The Setup: the setup process to install test.ai on your machine is a bit too convoluted for my liking. You have to download their executable, open one terminal instance to go a couple directories deep into the executable and run one command, open another terminal to do the same thing and run a different command, do a one-time download of some external scripts, put those in your local user binaries folder, and give them appropriate permissions, before you can finally access the UI and start using the product. To the developers’ credit, they have been very quick to respond to feedback and fix issues, and they have stated that one of their goals for the near future is to streamline this process and make everything be doable through the UI.

The Labeling: this one is unavoidable due to how test.ai works, but I’d be remiss not to include it. The initial labeling phase takes a ton of time, because you have to go through every page of your app that you want to test, and label every element you want to verify or interact with. The bright side is that after you’ve completed this step once, you will rarely need to relabel anything (only if an element’s appearance changes due to an app update), greatly cutting down the maintenance needed for your test scripts.

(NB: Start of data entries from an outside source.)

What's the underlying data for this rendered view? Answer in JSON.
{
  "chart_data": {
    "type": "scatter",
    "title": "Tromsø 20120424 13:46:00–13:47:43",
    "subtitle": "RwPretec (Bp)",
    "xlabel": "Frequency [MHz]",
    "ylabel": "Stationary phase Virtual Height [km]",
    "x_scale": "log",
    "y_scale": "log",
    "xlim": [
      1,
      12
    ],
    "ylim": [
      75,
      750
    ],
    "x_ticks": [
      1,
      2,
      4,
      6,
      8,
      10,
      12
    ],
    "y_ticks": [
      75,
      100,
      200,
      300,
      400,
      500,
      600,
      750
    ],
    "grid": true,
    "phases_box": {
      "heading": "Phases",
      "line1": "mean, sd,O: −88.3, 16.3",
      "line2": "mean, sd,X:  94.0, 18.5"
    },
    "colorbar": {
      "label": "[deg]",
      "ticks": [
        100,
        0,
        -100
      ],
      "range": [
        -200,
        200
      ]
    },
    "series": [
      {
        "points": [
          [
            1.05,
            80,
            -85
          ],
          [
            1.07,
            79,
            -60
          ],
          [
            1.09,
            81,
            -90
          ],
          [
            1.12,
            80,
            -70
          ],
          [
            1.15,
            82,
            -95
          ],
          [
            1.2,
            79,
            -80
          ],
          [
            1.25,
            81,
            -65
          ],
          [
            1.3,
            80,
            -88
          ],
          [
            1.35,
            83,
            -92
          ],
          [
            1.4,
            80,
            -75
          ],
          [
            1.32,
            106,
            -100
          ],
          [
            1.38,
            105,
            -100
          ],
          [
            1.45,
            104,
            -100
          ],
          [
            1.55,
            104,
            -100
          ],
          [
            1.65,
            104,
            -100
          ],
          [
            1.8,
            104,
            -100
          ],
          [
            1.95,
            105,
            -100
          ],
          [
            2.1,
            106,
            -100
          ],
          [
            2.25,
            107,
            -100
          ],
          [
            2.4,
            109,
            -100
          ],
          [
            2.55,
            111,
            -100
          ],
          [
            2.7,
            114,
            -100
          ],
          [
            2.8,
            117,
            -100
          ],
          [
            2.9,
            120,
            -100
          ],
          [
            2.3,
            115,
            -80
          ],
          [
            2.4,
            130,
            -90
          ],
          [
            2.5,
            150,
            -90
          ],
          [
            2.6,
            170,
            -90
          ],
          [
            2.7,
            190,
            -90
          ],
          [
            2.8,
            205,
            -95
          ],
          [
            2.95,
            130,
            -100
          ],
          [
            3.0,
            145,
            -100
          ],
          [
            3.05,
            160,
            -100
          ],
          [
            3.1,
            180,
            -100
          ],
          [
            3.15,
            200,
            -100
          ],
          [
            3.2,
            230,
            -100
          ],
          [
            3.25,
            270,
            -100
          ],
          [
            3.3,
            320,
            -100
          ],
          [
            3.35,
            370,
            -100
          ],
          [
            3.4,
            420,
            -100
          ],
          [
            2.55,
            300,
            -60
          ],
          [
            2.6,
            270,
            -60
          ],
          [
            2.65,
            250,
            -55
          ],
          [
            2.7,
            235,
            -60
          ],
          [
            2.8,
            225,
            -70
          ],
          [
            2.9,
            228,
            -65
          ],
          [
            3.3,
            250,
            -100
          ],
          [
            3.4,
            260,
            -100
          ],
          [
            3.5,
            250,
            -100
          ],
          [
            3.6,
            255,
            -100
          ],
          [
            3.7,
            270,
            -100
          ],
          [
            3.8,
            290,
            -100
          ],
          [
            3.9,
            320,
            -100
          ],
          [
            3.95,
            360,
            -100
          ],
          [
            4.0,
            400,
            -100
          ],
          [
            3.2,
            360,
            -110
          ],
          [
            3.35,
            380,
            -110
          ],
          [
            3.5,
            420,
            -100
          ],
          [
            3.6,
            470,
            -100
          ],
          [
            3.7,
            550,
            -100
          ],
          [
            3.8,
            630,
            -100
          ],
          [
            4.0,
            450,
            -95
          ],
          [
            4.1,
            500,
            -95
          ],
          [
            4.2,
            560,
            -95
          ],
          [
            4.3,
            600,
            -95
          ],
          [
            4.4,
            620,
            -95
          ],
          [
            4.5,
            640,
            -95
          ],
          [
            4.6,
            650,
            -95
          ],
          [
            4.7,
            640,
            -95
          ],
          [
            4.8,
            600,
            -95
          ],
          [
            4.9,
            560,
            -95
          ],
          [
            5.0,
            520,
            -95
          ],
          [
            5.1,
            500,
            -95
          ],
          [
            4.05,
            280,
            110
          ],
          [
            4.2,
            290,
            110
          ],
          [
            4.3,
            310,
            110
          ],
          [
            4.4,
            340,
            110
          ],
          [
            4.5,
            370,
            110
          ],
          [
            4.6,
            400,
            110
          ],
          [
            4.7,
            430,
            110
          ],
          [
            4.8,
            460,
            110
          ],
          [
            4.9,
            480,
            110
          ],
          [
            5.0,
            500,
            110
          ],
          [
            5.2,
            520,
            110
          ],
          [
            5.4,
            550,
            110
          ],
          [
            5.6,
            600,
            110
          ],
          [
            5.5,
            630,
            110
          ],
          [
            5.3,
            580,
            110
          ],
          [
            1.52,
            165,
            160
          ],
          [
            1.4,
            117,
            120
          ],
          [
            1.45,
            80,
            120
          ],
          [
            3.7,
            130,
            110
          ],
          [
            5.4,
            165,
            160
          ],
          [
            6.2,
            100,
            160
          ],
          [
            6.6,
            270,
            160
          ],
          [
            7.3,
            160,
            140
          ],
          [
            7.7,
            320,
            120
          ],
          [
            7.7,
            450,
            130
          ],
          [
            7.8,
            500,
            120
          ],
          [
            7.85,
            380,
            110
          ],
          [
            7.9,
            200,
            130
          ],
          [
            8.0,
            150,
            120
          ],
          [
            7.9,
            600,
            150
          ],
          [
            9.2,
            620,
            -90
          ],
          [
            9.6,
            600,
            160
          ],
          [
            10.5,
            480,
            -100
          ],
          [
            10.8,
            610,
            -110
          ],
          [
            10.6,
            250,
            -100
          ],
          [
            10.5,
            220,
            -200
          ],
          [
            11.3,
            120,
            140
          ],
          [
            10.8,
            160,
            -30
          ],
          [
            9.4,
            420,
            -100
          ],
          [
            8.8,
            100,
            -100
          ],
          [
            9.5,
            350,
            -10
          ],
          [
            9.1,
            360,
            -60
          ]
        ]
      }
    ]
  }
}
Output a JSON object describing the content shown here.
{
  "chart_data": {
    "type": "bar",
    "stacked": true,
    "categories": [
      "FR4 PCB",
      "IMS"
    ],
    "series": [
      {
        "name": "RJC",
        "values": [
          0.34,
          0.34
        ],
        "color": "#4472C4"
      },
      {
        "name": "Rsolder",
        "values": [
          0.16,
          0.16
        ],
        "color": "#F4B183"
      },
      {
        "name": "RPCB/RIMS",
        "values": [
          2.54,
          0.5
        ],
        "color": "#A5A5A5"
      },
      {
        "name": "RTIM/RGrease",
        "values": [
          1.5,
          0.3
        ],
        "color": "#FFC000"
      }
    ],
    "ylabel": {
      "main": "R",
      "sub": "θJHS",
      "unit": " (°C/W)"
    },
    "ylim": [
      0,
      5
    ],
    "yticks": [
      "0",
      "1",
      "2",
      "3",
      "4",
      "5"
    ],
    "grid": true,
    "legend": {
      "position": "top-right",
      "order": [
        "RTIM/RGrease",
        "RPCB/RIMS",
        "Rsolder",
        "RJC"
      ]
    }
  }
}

The Performance: here is the big one: I’m sure many of you realized this already, but there’s no way a service that runs an image recognition model every time the screen changes can possibly match the performance of pure Appium. And it doesn’t: the overhead added by this process is rather significant, resulting in anywhere from a 3- to 5-times increase in test runtime. However, there is hope: as mentioned before, test.ai allows you to bypass their UI based test creation process by injecting your own scripts into the test. Within this script, test.ai actually allows you to attach an Appium driver to the currently running automation session, so you can get the best of both worlds: test.ai’s normal features allow you to overcome Appium’s issues with XPaths by using image based element location, while Appium’s speed can be utilized in any test that doesn’t have those issues, where test.ai’s features aren’t necessary.

In Conclusion

Ultimately, despite the flaws noted, test.ai is a fantastic tool to augment and improve your test automation framework. It allows testers to easily create and run tests using a UI-based labeling, test creation, and test reporting solution, while also retaining the power and flexibility of being able to use scripts. Our mobile app focuses heavily on video content, so test.ai is a natural fit, but we can still use Appium for the more static elements in the app. Because, at the end of the day, if you still prefer standard, no-strings-attached Appium, nothing is stopping you from using it alongside test.ai to get the best of both worlds.

If this post has piqued your interest, test.ai does offer a demo plan that you can play around with on their website. Trust me, I’m not getting paid by them, I genuinely believe it is a product to invest in for a stronger and more robust automation solution for your app. If you don’t believe my word, try it out yourself.